The main goal of this project is to build up expertise and capability in modelling hydromechanical and biogeochemical processes that occur in fractured rock masses in the vicinity of a geological disposal facility for radioactive waste. A consortium of three UK universities will carry out the research, with the expectation of creating durable teams that will continue to collaborate in the future on other radioactive waste projects. The project will bring together researchers with extensive experience in radioactive waste research, as well as others who will bring in key expertise and technologies that were developed in other research fields, such as mining, petroleum engineering, geophysics, or biogeochemistry but are now key to tackling the interdisciplinary problems involved in nuclear waste.

The project will also benefit from interactions with leading researchers worldwide, as well as international facilities such as the underground research lab at Grimsel, Switzerland. The overall project comprises six work packages. Work Package 1 will develop improved methods for estimating the repository-scale hydraulic conductivity of a fractured rock mass, based on geologically realistic fracture network geometries.

Work Package 2 will explore and evaluate suitable seismic monitoring strategies, and develop data processing techniques, for the characterisation of potential repository sites.

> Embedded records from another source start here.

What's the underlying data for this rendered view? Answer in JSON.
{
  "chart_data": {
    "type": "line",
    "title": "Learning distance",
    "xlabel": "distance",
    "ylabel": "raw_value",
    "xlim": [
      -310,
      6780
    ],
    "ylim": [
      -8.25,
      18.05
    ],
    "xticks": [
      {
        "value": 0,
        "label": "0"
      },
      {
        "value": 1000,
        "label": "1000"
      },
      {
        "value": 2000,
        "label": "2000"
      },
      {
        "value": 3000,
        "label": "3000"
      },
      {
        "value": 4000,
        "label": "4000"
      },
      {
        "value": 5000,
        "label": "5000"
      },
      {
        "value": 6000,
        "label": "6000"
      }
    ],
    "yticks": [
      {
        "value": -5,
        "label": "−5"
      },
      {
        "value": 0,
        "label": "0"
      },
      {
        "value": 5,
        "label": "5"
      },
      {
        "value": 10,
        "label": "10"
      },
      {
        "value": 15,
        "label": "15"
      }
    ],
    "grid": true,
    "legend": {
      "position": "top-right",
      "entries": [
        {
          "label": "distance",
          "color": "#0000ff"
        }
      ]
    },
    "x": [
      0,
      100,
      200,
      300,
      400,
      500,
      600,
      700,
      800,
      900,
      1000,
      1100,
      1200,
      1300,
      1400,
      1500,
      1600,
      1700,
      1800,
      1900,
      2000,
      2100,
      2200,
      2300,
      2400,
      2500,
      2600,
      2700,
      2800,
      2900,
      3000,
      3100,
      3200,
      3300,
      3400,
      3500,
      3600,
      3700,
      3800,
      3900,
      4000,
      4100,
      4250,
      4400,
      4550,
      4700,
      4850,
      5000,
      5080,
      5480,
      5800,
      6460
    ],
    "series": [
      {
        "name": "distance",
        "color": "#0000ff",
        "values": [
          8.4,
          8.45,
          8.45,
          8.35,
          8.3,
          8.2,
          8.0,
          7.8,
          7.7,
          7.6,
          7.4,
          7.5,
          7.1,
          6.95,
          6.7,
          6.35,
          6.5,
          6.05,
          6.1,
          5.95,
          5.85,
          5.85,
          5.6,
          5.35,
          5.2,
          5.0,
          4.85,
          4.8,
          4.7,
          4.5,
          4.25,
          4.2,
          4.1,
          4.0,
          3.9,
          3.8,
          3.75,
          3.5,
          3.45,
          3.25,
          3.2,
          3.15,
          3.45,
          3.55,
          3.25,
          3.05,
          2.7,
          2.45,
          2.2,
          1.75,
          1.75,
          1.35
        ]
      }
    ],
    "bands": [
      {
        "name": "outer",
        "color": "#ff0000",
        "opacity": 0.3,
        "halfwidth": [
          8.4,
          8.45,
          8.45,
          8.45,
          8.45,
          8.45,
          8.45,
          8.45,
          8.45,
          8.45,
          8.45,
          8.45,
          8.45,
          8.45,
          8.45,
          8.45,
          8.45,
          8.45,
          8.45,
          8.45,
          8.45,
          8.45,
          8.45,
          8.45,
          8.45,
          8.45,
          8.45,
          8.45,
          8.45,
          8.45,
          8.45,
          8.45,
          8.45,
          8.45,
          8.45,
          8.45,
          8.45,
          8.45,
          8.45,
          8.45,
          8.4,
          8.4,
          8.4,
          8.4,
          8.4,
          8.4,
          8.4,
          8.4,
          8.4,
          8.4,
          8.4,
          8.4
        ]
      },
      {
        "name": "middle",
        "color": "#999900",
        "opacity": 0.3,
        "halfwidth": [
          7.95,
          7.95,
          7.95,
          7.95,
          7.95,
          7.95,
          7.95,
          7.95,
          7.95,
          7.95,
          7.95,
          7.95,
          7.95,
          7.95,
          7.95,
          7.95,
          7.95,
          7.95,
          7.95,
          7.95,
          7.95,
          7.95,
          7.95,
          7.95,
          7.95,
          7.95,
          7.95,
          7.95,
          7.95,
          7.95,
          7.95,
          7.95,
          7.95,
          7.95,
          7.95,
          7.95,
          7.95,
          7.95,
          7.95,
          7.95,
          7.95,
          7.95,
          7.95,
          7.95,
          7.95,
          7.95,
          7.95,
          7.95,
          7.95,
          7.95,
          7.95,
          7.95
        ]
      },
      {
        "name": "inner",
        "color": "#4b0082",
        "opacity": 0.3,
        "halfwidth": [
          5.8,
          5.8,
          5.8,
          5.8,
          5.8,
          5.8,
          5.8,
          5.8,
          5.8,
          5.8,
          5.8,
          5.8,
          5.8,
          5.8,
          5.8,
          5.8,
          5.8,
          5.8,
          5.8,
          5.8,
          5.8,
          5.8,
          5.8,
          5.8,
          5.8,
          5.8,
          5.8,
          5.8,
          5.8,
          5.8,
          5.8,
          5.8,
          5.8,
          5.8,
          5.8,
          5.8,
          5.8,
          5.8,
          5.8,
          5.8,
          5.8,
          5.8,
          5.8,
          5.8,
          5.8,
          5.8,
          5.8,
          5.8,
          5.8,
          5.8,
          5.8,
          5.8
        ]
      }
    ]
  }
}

Work Package 3 will examine the key seismic attributes for identifying fracture properties (e.g., fracture density, orientation and stiffness) that play a critical role in repository performance. Work Package 4 will develop coupled thermo-hydro-mechanical models for the behaviour of fractured rock masses. Work Package 5 will model colloid and tracer transport experiments that have been conducted at the Grimsel test site in Switzerland. Work Package 6 will test the importance of biogeochemical processes involving microbes and natural organic matter on actinide mobility in the near-field environment of a nuclear waste repository.

The six work packages are complementary, but are linked to each other in some cases through shared data between, overlapping supervision of PhD students, etc., as described in more detail below. Overall, the project addresses two scientific areas prioritised in the RATE call: Technological innovation for rock mass characterisation at a range of spatial scales, and Biogeochemical coupling, including deep multiphase transport processes.

Aims

The project involves three UK universities (Imperial College, University of Birmingham, University of Leeds), as well as collaborators from several institutions in the US and Europe. The main outcomes of this project will be a set of new and/or improved methodologies, codes and protocols for analysing various processes that occur during the lifetime of a repository, or during the site characterisation phase. These methods and tools will be sufficiently flexible and generic to be used in any fractured geological formation that might be investigated as a potential location of a geological repository in the UK. The results and findings of this project will be published in peer-reviewed journals, and presented at appropriate national and international scientific conferences and workshops. Throughout the project, close contact will be maintained, through frequent meetings and visits, with the Nuclear Decommissioning Authority, which is the governmental agency responsible for the safe disposal of nuclear waste.